Clarens logró derribarlo, pero Voss rodó y lo derribó también. Montado sobre él, alzó el bisturí.

—¡Muere! ¡Muere igual que el primero!

¡BANG!

Un disparo cortó el aire. Voss se quedó congelado, la boca abierta, el filo temblando en sus manos.

Otro disparo. Esta vez, directo al pecho.

Voss cayó hacia un costado, con un sonido hueco. Sangraba en silencio.

Miller bajó su arma, jadeando. Su rostro era una mezcla de rabia y alivio.

—¿Estás bien? —preguntó, sin acercarse aún.

Clarens asintió, incorporándose con dificultad. Voss agonizaba entre ellos, su mirada fija en el techo.

—No funcionó... nunca funcionó —susurró—. Él no era tú... pero era igual... tan igual...

Y entonces, Voss murió. No como un monstruo, sino como lo que había sido desde el principio: un hombre roto por sus propias creaciones.

El hospital comenzó a temblar. Clarens y Miller se miraron, sin palabras.

Era hora de salir. De dejar atrás al hombre que quiso reescribir la mente y terminó condenado por la suya propia.

La muerte de Voss no trajo silencio. Al contrario, pareció desatar una tormenta contenida. Las luces comenzaron a parpadear violentamente. Un sonido grave, como un latido monstruoso, retumbaba desde las profundidades del hospital. Las paredes temblaban. El edificio se estaba colapsando, no solo físicamente, sino mentalmente. Como si su única razón de existencia hubiera sido sostener la mente enferma de Voss.

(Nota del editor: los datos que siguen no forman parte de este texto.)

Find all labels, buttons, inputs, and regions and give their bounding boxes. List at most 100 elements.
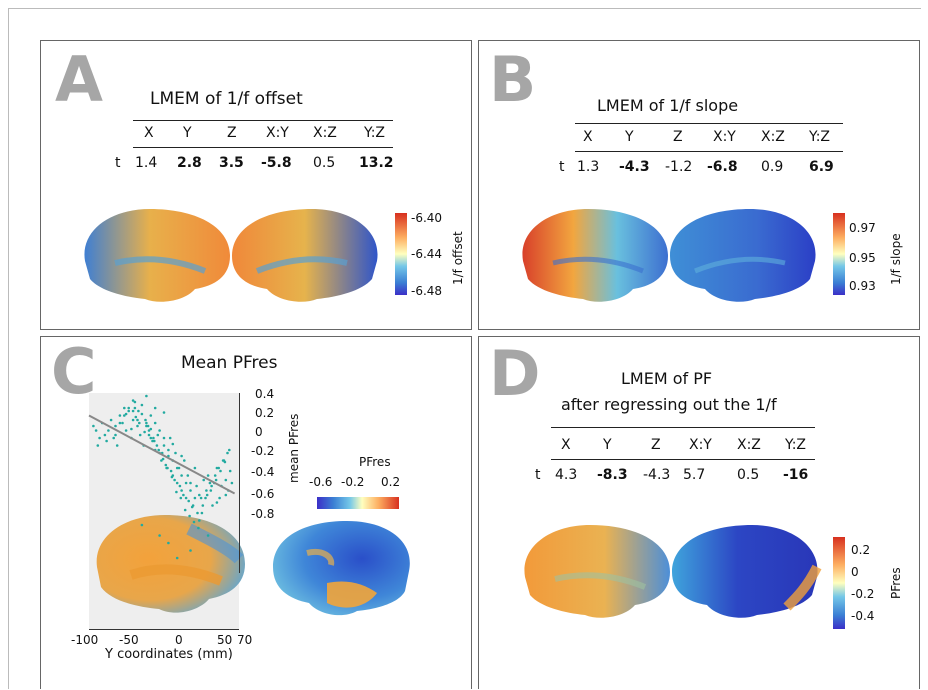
t-value: 0.9 <box>761 159 784 175</box>
t-value: -5.8 <box>261 155 292 171</box>
scatter-point <box>109 418 113 422</box>
panel-letter: B <box>489 43 537 116</box>
x-axis-label: Y coordinates (mm) <box>105 647 233 662</box>
brain-surface-left <box>522 209 668 302</box>
scatter-point <box>138 421 141 425</box>
x-tick: 70 <box>237 633 253 647</box>
scatter-point <box>201 504 205 507</box>
scatter-point <box>162 444 166 447</box>
row-label: t <box>535 467 541 483</box>
brain-surface-medial <box>273 521 410 616</box>
scatter-point <box>223 460 227 464</box>
scatter-point <box>180 474 183 477</box>
colorbar-tick: -0.4 <box>851 609 875 623</box>
scatter-point <box>124 429 128 432</box>
scatter-point <box>214 478 218 482</box>
scatter-point <box>144 418 147 422</box>
scatter-point <box>230 481 234 485</box>
scatter-point <box>217 466 220 470</box>
scatter-point <box>215 466 219 470</box>
scatter-point <box>199 496 203 500</box>
scatter-point <box>189 489 192 492</box>
colorbar-tick: -6.48 <box>411 284 443 298</box>
scatter-point <box>190 505 194 509</box>
row-label: t <box>115 155 121 171</box>
scatter-point <box>130 427 133 431</box>
scatter-point <box>206 474 210 477</box>
colorbar-tick: 0.2 <box>851 543 871 557</box>
scatter-point <box>215 501 219 504</box>
scatter-point <box>115 444 119 447</box>
col-header: Y:Z <box>364 125 385 141</box>
col-header: Y <box>183 125 192 141</box>
scatter-point <box>183 459 186 462</box>
t-value: 0.5 <box>313 155 336 171</box>
scatter-point <box>161 457 165 461</box>
y-tick: -0.4 <box>251 465 275 479</box>
scatter-point <box>218 496 221 500</box>
colorbar <box>833 213 845 295</box>
scatter-point <box>224 478 228 482</box>
col-header: Y <box>625 129 634 145</box>
colorbar-tick: -0.2 <box>851 587 875 601</box>
col-header: X <box>561 437 571 453</box>
scatter-point <box>105 439 108 443</box>
colorbar-title: PFres <box>359 455 391 469</box>
scatter-point <box>179 496 183 500</box>
scatter-point <box>149 414 153 417</box>
scatter-point <box>182 493 185 497</box>
scatter-point <box>131 418 135 422</box>
panel-letter: A <box>55 43 103 116</box>
scatter-point <box>118 421 122 425</box>
table-mid-rule <box>551 459 815 460</box>
col-header: X <box>144 125 154 141</box>
panel-c: C Mean PFres 0.4 0.2 0 -0.2 -0.4 -0.6 -0… <box>40 336 472 689</box>
scatter-marks <box>88 394 236 560</box>
colorbar-tick: 0.93 <box>849 279 876 293</box>
scatter-point <box>206 534 210 537</box>
y-tick: -0.8 <box>251 507 275 521</box>
scatter-point <box>204 496 207 500</box>
col-header: X:Y <box>689 437 712 453</box>
colorbar-tick: 0 <box>851 565 859 579</box>
scatter-point <box>153 406 157 410</box>
colorbar-title: 1/f offset <box>451 231 465 285</box>
scatter-point <box>145 394 148 398</box>
scatter-point <box>107 429 110 432</box>
scatter-point <box>183 508 187 512</box>
scatter-point <box>118 414 122 417</box>
scatter-point <box>180 489 183 492</box>
colorbar <box>833 537 845 629</box>
brain-surface-right <box>670 209 816 302</box>
colorbar-tick: -6.40 <box>411 211 443 225</box>
scatter-point <box>158 534 161 537</box>
panel-d: D LMEM of PF after regressing out the 1/… <box>478 336 920 689</box>
t-value: 13.2 <box>359 155 394 171</box>
t-value: -1.2 <box>665 159 693 175</box>
scatter-point <box>114 433 117 437</box>
brain-surface-left <box>524 525 670 618</box>
scatter-point <box>96 444 100 447</box>
scatter-point <box>167 448 170 452</box>
scatter-point <box>168 436 172 440</box>
scatter-point <box>157 448 160 452</box>
scatter-point <box>92 424 95 428</box>
t-value: 2.8 <box>177 155 202 171</box>
scatter-point <box>136 424 139 428</box>
scatter-point <box>196 511 199 515</box>
scatter-point <box>177 466 181 470</box>
brain-surface-right <box>672 525 822 618</box>
y-tick: -0.6 <box>251 487 275 501</box>
figure-frame <box>8 8 921 689</box>
scatter-point <box>114 424 117 428</box>
scatter-point <box>197 526 200 530</box>
scatter-point <box>200 511 204 515</box>
scatter-point <box>98 436 101 440</box>
col-header: Z <box>673 129 683 145</box>
scatter-point <box>162 436 166 440</box>
panel-title: LMEM of 1/f offset <box>150 89 303 109</box>
panel-a: A LMEM of 1/f offset X Y Z X:Y X:Z Y:Z t… <box>40 40 472 330</box>
scatter-point <box>127 409 130 413</box>
y-axis <box>239 393 240 573</box>
x-axis <box>89 629 239 630</box>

Clarens y Miller se ayudaron a levantarse. El pasillo por el que Miller había llegado se desmoronaba. El techo se agrietaba y las puertas chirriaban sin control. Ambos corrieron, sin mirar atrás.

—¿Y si esto no es real? —gritó Clarens mientras esquivaban escombros.

—No importa —respondió Miller—. ¡Vamos a salir igual!

Bajaron por una escalera lateral. El hospital cambiaba de forma a cada paso. Una habitación se multiplicaba en tres. Un corredor parecía no tener fin. Pero la rabia, el dolor y el miedo eran brújula suficiente.

—¿Crees que realmente fuimos parte de su experimento? —preguntó Clarens, jadeando.

Miller lo miró brevemente, sin dejar de correr.

—No importa lo que fuimos. Importa lo que no nos convirtió. Aún estamos vivos.

Y lo estaban. Aunque todo ardiera a su alrededor.

El cielo estaba cubierto de nubes grises, pero la luz del amanecer comenzaba a asomar. Ambos hombres salieron por una puerta trasera derrumbada, justo antes de que una explosión interna hiciera colapsar el ala este del edificio.

Desde el exterior, el hospital Saint Delphine parecía desplomarse sobre sí mismo, como si nunca hubiera existido.

Clarens se sentó en el suelo, cubierto de sangre, tierra y recuerdos. Miller cayó junto a él.

Durante unos minutos, ninguno habló.

Y luego, Clarens rompió el silencio.

—¿Crees que todo terminó?

Miller encendió un cigarro con una mano temblorosa.

—No. Pero terminamos con él. Y eso es suficiente por hoy.

Clarens asintió. La venganza de Voss, su locura y su pasado habían quedado sepultados.

Pero ambos sabían que las cicatrices de ese lugar vivirían mucho después del amanecer.

Y que las mentes rotas no siempre mueren con sus creadores.